Par un mémoire en défense enregistré le 28 août 2025, le préfet de l’Yonne conclut au rejet de la requête.
Il soutient que :
— les conclusions dirigées contre un refus de titre de séjour sont irrecevables en l’absence de demande de titre de séjour ;
— les moyens soulevés par le requérant ne sont pas fondés.
Vu les autres pièces du dossier.
Vu :
— la convention européenne des droits de l’homme et des libertés fondamentales ;
— la convention internationale des droits de l’enfant ;
— le code de l’entrée et du séjour des étrangers et du droit d’asile ;
— le code de justice administrative.
La présidente du tribunal a désigné Mme Milin-Rance pour exercer les pouvoirs qui lui sont attribués par l’article L. 922-2 du code de l’entrée et du séjour des étrangers et du droit d’asile.
Les parties ayant été régulièrement averties du jour de l’audience.
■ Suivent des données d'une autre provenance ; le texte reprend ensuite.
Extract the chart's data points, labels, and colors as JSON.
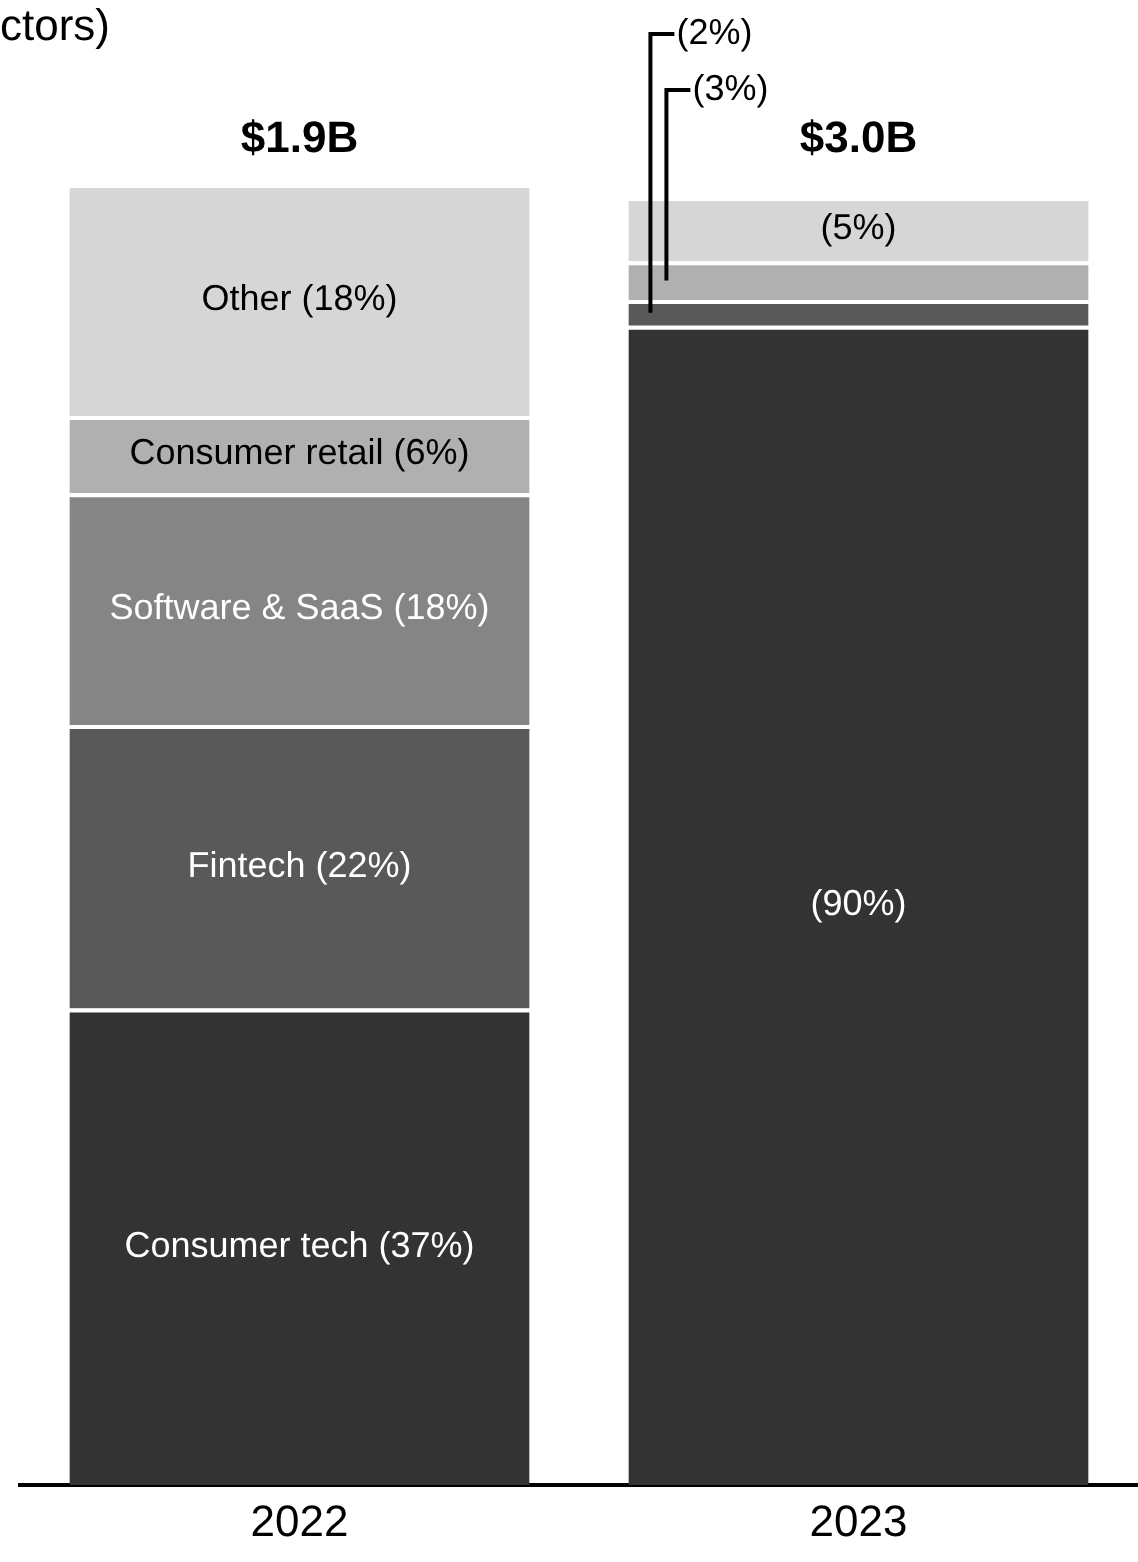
{
  "chart_data": {
    "type": "bar",
    "title": "ctors)",
    "stacked": true,
    "categories": [
      "2022",
      "2023"
    ],
    "series": [
      {
        "color": "#333333",
        "values": [
          37,
          90
        ],
        "value_labels": [
          "Consumer tech (37%)",
          "(90%)"
        ]
      },
      {
        "color": "#595959",
        "values": [
          22,
          2
        ],
        "value_labels": [
          "Fintech (22%)",
          "(2%)"
        ]
      },
      {
        "color": "#858585",
        "values": [
          18,
          0
        ],
        "value_labels": [
          "Software & SaaS (18%)",
          null
        ]
      },
      {
        "color": "#b0b0b0",
        "values": [
          6,
          3
        ],
        "value_labels": [
          "Consumer retail (6%)",
          "(3%)"
        ]
      },
      {
        "color": "#d6d6d6",
        "values": [
          18,
          5
        ],
        "value_labels": [
          "Other (18%)",
          "(5%)"
        ]
      }
    ],
    "annotations": [
      "$1.9B",
      "$3.0B"
    ]
  }
}
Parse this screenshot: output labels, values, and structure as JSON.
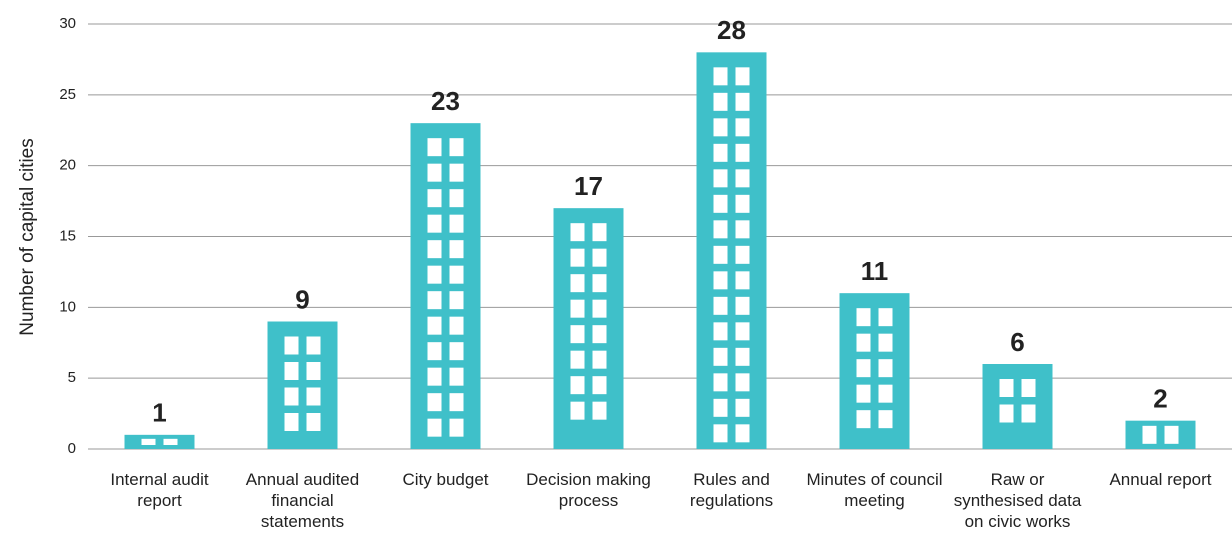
{
  "chart_data": {
    "type": "bar",
    "y_label": "Number of capital cities",
    "categories": [
      "Internal audit report",
      "Annual audited financial statements",
      "City budget",
      "Decision making process",
      "Rules and regulations",
      "Minutes of council meeting",
      "Raw or synthesised data on civic works",
      "Annual report"
    ],
    "values": [
      1,
      9,
      23,
      17,
      28,
      11,
      6,
      2
    ],
    "color": "#3fc0c9",
    "ylim": [
      0,
      30
    ],
    "yticks": [
      0,
      5,
      10,
      15,
      20,
      25,
      30
    ],
    "grid": true
  }
}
Après avoir entendu, au cours de l’audience publique :
— le rapport de Mme Milin-Rance, magistrate désignée,
— les observations de Me Carmagnani, représentant M. A, qui conclut aux mêmes fins que la requête, se désiste du moyen tiré de l’incompétence de l’auteur de l’acte et souligne que le requérant est entré en France en 2016, a fait des démarches de régularisation auprès de la préfecture de Nantes en 2019 et 2021, qu’il est le père de deux enfants français dont il s’occupe, ce qui lui ouvre droit au séjour en France, qu’un non-lieu a été récemment prononcé sur les faits d’agression sexuelle reprochés en 2022, qu’il ne reconnait pas les faits qui lui sont reprochés en août 2025 et qu’il ne fait l’objet d’aucune poursuite judiciaire ;
— les observations de Me Barberi représentant le préfet de l’Yonne qui conclut aux mêmes fins que le mémoire en défense et souligne que le requérant a déclaré que ses démarches de régularisation n’avaient pas abouti, qu’il ne démontre pas participer à l’entretien et à l’éducation de ses enfants et que la menace pour l’ordre public est caractérisée par les nombreux signalements au traitement des antécédents judiciaires.
La clôture de l’instruction a été prononcée à l’issue de l’audience publique conformément à l’article R. 922-16 du code de l’entrée et du séjour des étrangers et du droit d’asile.
Considérant ce qui suit :
1. M. A, né le 30 mars 1998, de nationalité camerounaise, déclare être entré en France en 2016. Interpellé le 18 août 2025 par les services de police en poste à Sens, il a fait l’objet, le 19 août 2025, d’un arrêté pris par le préfet de l’Yonne portant obligation de quitter le territoire français sans délai à destination du pays dont il a la nationalité et interdiction de retour pendant une durée de cinq ans. Placé en rétention administrative, il conteste cet arrêté.
Sur la recevabilité :
2. Il ressort des pièces du dossier, et notamment des termes de l’arrêté du 19 août 2025 portant obligation de quitter le territoire français, que le préfet de l’Yonne n’a opposé à M. A aucun refus de titre de séjour. Il s’ensuit que les conclusions tendant à l’annulation d’une décision portant refus de titre de séjour, qui sont dirigées ainsi à l’encontre d’une décision inexistante, ne sont pas recevables et doivent être rejetées, sans qu’il y ait lieu de se prononcer sur les moyens soulevés à l’appui de ces conclusions.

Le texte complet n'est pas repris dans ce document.